Freedom is not the same as the idea of freedom. Take the case of people who have been imprisoned under a harsh regime for a year, through no fault of their own. Very suddenly, through the fortunes of war, they are set free in a neutral country. Imagine a husband and wife who did not expect to see each other again, and a friend who has taken some risks to help them during the captivity. The morning after release, they go for a walk on the edge of the quiet town, with its friendly people. They come to a cross-roads. ‘Shall we go to the right?’ says one. ‘Yes, to the right, to the right.’ But when they have gone a few yards, another one says, ‘We could have gone straight on, couldn’t we? We’re free now to choose.’ They burst out laughing, go back to the cross-roads and then straight on a few yards. Again they stop, look at each other, and she says solemnly, ‘And what about the left one?’ By now they are laughing uncontrollably: ‘Yes, the left one.’ And then: ‘Let’s sit down on the grass!’ ‘Let’s stand up!’ Everything is enjoyable, everything is comical, everything is happy They are drunk on the idea of freedom. The fact of freedom is not affected by their laughter, but their minds are intensely aware of it, and this can go on for a time.

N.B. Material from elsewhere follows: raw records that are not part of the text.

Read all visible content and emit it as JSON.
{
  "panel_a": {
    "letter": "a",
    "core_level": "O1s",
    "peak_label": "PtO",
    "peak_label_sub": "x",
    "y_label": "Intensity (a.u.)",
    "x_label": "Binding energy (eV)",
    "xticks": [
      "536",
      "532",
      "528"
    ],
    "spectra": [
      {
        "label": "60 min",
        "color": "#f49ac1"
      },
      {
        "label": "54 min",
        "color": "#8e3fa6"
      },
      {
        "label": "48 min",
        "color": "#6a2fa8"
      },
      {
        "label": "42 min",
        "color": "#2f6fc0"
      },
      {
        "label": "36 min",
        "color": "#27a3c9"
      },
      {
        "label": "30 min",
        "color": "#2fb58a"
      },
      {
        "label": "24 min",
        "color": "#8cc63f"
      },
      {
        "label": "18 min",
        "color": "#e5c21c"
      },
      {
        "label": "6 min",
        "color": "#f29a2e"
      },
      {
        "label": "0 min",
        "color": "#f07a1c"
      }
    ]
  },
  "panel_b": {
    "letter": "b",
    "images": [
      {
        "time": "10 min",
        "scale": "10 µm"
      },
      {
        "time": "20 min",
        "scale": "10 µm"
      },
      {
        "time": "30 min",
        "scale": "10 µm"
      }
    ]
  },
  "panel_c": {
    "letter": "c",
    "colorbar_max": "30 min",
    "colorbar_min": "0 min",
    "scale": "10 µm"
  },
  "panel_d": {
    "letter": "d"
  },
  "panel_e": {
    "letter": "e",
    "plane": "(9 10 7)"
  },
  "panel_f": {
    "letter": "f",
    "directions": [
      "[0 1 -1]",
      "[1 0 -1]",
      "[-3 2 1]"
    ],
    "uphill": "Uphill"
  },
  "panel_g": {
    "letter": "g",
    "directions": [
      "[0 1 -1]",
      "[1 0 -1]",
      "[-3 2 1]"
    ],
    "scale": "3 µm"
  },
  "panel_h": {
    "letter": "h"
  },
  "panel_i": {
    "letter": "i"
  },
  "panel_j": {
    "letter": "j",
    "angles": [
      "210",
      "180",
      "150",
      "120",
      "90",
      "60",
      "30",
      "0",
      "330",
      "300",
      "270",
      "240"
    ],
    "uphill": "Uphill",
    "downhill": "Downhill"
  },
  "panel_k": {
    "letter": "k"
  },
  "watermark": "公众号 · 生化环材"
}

There are others who are equally free, but cannot free themselves from the memory of imprisonment. They are not necessarily the ones who have had objectively worse experiences; they have been more deeply affected. They look around and know they are free, but if they talk together they begin to become tense and apprehensive. Their friends try to keep them apart, and talk only about the new life. But some of them when they sleep have nightmares in which they are back in a worse prison, that of their imagination. Sometimes their friends make up a rota to sit in a comer of the bedroom with a small lamp and a book. If the sufferer begins to moan or sweat in sleep, the friend gently wakes him: ‘It’s all right, it’s all right. You’re with friends now. I’ll make us a coffee and we can talk for a bit about what we’re going to do tomorrow.’ Again the fact of freedom is not affected by the forgetfulness of it; but the latter too can go on for a time.
When Yoga is completed, ideas drop away, even the idea ‘I am Brahman’. There remains Brahman alone, the supreme Self, who as his sport projects and withdraws the seeming universes.